The salesperson explained that their prospective client had made a number of commitments in the past, and had each time failed to keep their commitment. Their prospective client is smart and successful, and they had reached out to the salesperson to initiate a conversation. Now, as it was time to begin to do the work to put the solution in place, the prospective client kept canceling meetings.
This prospective client, despite all outward appearances, has not really made the one commitment necessary for all opportunities, and without which there is really no deal to be had—even if they seem sincerely interested in your solution. The commitment they are missing is the commitment to change.
You need the commitment for time. You also need a commitment to explore change. At some point, to create an opportunity, the client has to agree to commit to change. You can have a lot of nice meetings without your client ever really making this commitment, a commitment that is often the most difficult for the client to make because it means they have to change.
Your prospective client can be truly interested in what you sell, and still not be psychologically prepared to change.
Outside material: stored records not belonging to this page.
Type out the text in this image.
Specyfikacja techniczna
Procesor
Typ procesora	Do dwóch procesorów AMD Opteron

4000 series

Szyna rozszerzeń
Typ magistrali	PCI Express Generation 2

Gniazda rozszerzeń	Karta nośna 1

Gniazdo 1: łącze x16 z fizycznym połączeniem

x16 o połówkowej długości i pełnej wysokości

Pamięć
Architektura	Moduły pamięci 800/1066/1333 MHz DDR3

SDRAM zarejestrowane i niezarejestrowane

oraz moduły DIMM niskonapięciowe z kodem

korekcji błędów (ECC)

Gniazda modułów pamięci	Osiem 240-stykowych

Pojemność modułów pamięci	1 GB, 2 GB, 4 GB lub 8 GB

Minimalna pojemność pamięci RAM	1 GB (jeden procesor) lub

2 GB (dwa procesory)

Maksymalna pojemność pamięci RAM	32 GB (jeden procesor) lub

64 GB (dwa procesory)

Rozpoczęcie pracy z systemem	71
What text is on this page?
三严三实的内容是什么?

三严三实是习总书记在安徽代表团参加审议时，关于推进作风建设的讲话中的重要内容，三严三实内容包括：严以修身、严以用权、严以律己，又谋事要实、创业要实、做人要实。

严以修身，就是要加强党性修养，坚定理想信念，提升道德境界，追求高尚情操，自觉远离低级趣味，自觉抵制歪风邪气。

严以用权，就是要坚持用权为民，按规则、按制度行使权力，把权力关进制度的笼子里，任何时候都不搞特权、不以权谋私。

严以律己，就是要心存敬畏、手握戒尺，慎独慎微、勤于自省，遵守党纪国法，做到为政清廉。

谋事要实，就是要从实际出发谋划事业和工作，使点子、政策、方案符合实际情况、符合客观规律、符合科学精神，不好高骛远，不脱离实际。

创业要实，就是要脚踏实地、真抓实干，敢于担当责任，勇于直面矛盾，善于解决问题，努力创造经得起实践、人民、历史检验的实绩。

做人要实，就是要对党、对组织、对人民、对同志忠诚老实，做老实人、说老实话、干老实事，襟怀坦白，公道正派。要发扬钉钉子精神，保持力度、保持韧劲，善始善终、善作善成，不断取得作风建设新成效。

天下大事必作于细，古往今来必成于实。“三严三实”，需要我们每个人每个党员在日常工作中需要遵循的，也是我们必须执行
They can have both conscious and unconscious fears and concerns that cause them to make excuses instead of keeping their commitments, excuses that make sense to them, like “I am too busy to do this right now,” or “I can’t do this until I take care of this other priority.” Much of the time, these excuses serve to allow the person making them to kick the can down the road, postponing making a decision one way or the other. When this is true, the prospect almost certainly believes that they really need to change, but haven’t summoned the courage to commit, even when the risk of not acting is greater than the risk of acting.
If there is one commitment you need to move forward, it is the commitment to change. While all ten of the commitments are necessary, this is the one that causes deals to die prematurely and unnecessarily.